The after-school program’s director, Angela Henry, spoke to the 24 students seated in the lecture hall at Allen Community College on Tuesday about the spiny dogfish shark. The dogfish is very aggressive, she told them. They travel in packs of hundreds or thousands and devour whatever is in front of them. Baby dogfish sharks, equipped like their parents with rows of sharp, crushing teeth, will attack a fish two to three times its size. Though small they can travel vast distances. Scientists once tracked a dogfish shark that had traveled from Washington State to the waters around Japan.

One boy, who insisted more than once that Tuesday’s dissection lab smelled like “fishsticks,” asked Henry whether the dogfish shark would attack a human.
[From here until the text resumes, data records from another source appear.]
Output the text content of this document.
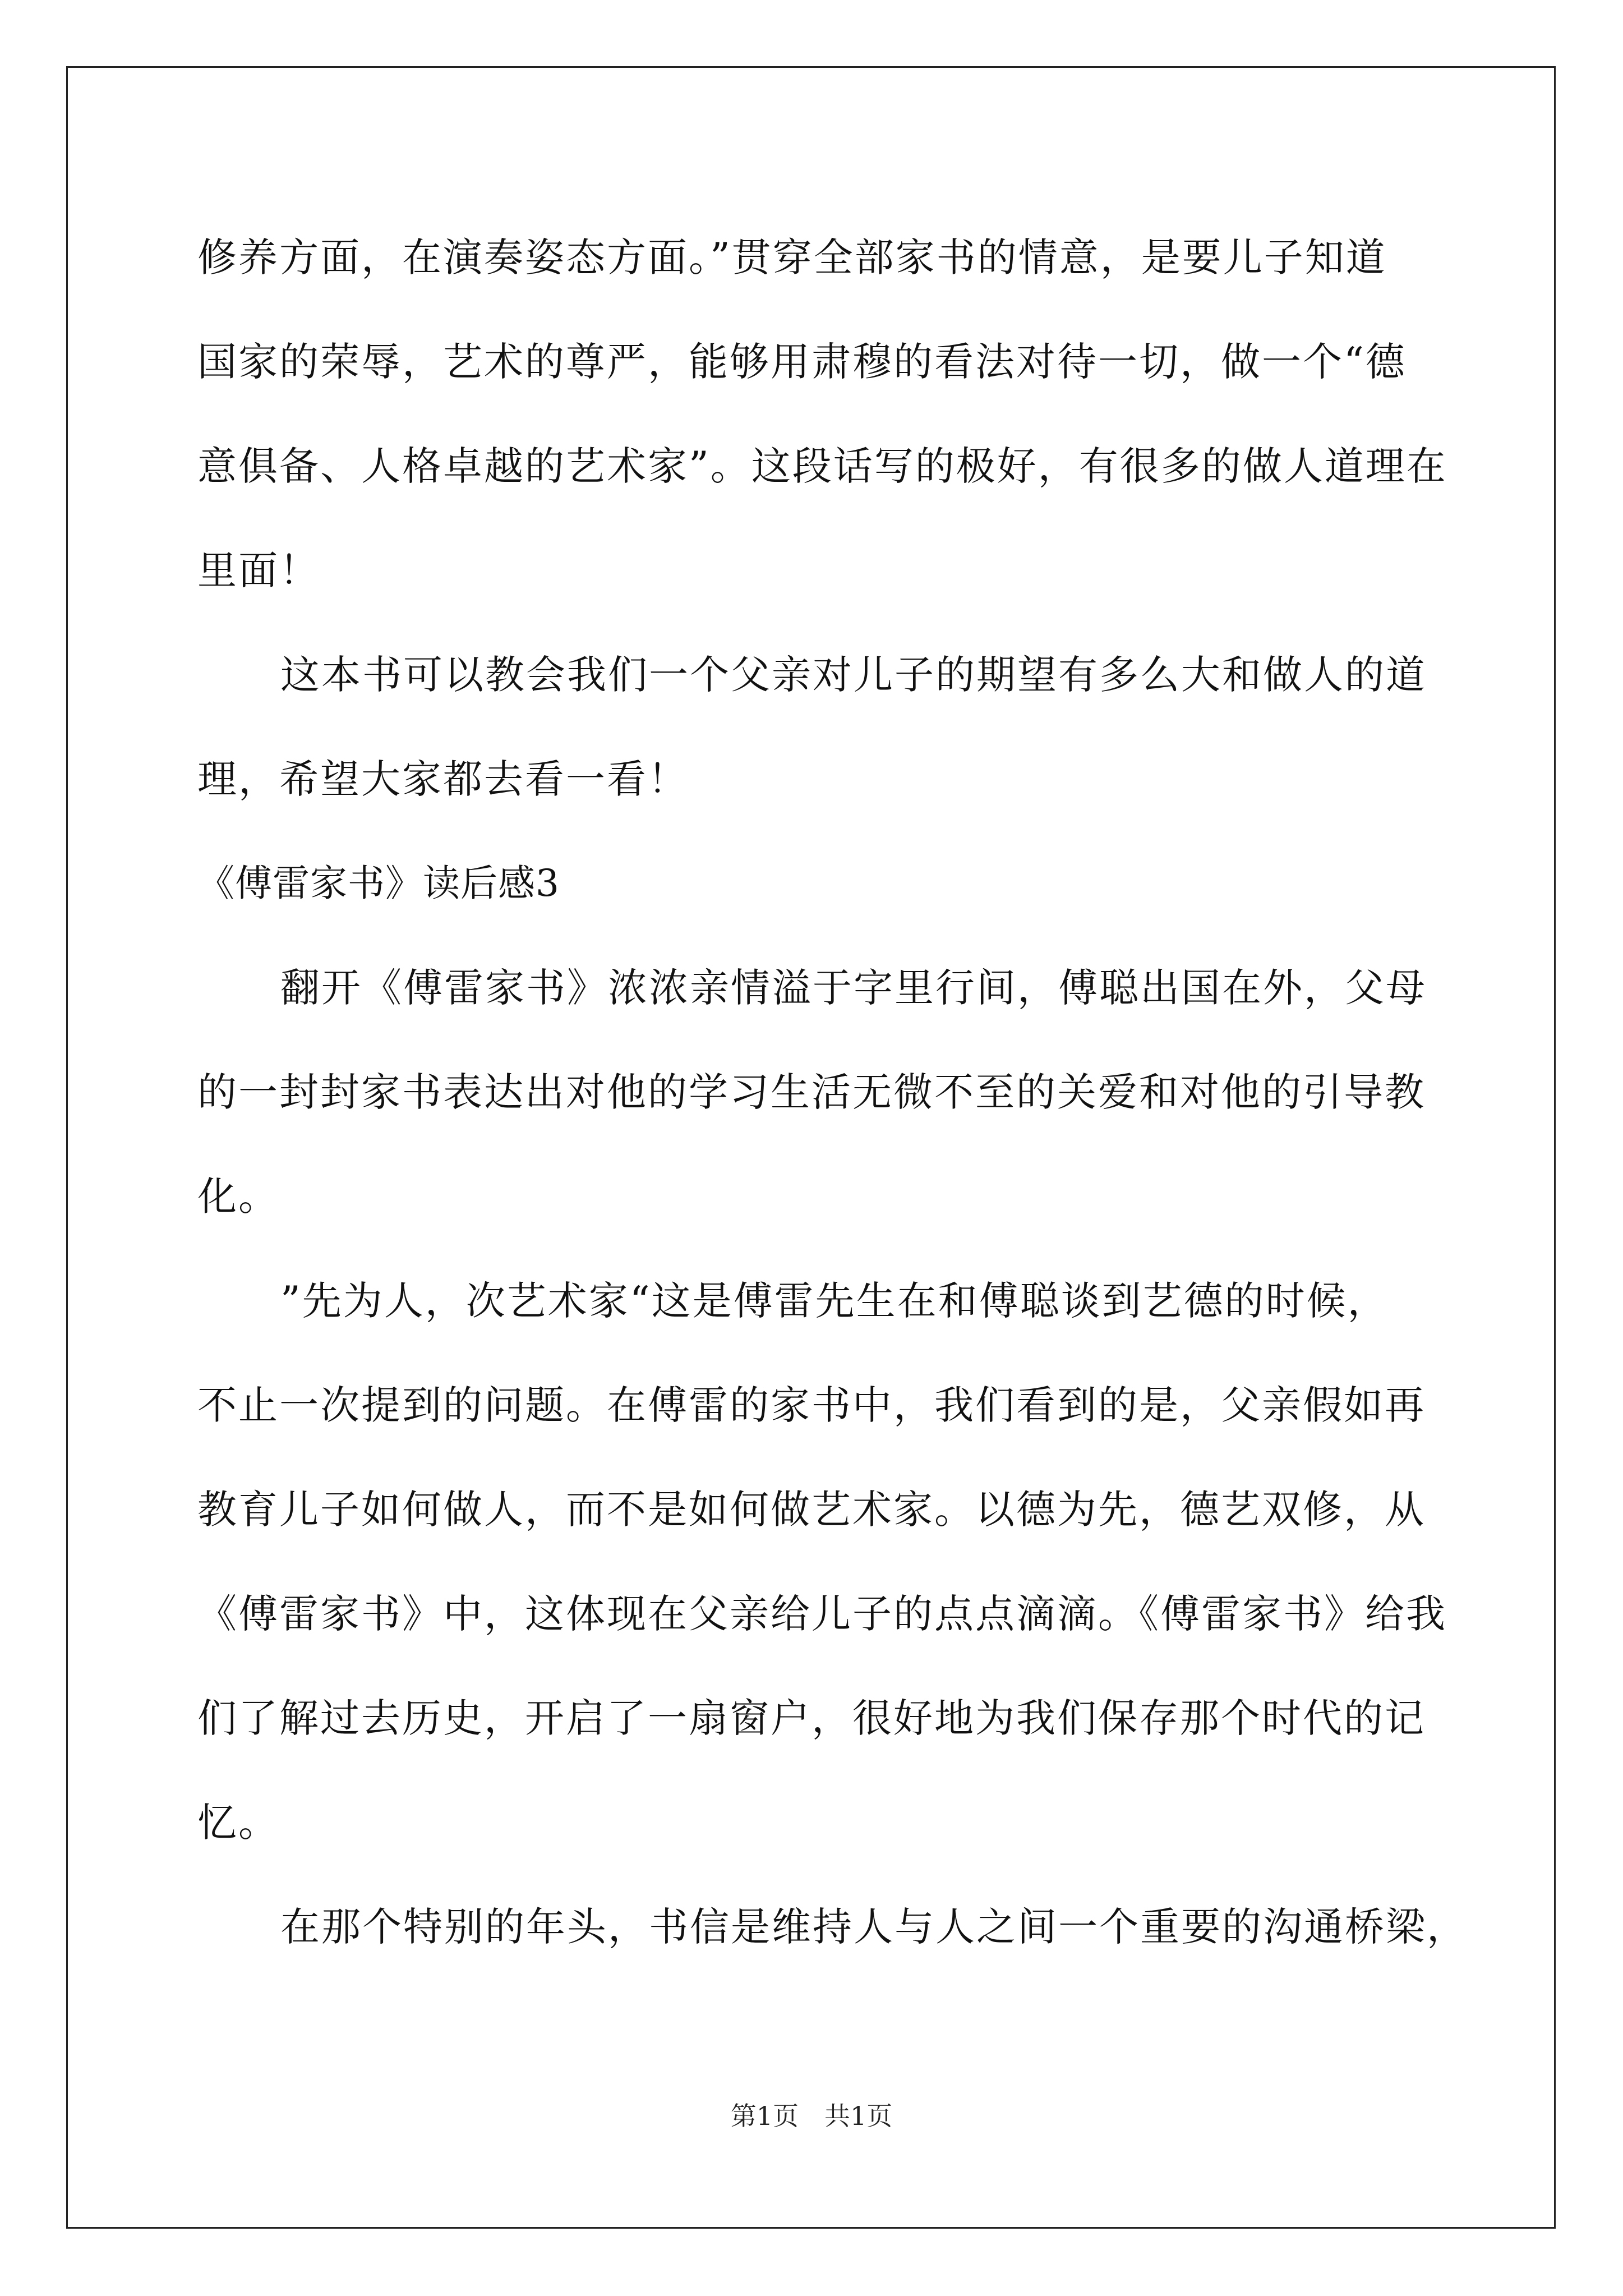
修养方面，在演奏姿态方面。”贯穿全部家书的情意，是要儿子知道
国家的荣辱，艺术的尊严，能够用肃穆的看法对待一切，做一个“德
意俱备、人格卓越的艺术家”。这段话写的极好，有很多的做人道理在
里面！
这本书可以教会我们一个父亲对儿子的期望有多么大和做人的道
理，希望大家都去看一看！
《傅雷家书》读后感3
翻开《傅雷家书》浓浓亲情溢于字里行间，傅聪出国在外，父母
的一封封家书表达出对他的学习生活无微不至的关爱和对他的引导教
化。
”先为人，次艺术家“这是傅雷先生在和傅聪谈到艺德的时候，
不止一次提到的问题。在傅雷的家书中，我们看到的是，父亲假如再
教育儿子如何做人，而不是如何做艺术家。以德为先，德艺双修，从
《傅雷家书》中，这体现在父亲给儿子的点点滴滴。《傅雷家书》给我
们了解过去历史，开启了一扇窗户，很好地为我们保存那个时代的记
忆。
在那个特别的年头，书信是维持人与人之间一个重要的沟通桥梁，
第1页　共1页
“Remember what we’ve learned,” said Henry. “Humans are actually the predators of sharks. On average, six humans die every year from shark attacks. How many sharks die every hour because of humans?” The kids weren’t sure. “11,000. Every hour.”

(The dogfish, it should be noted, is among the most plentiful of the sharks and is frequently used for biological and species research.)

While Kneen did the majority of the slicing, the students — even the ones who mimed disgust at the start of the lesson — were invited to touch the shark after the dissection was done, and, long after the show was over, after the students were led from the lab and loaded onto their bus, they continued to talk excitedly about their shark and its many parts.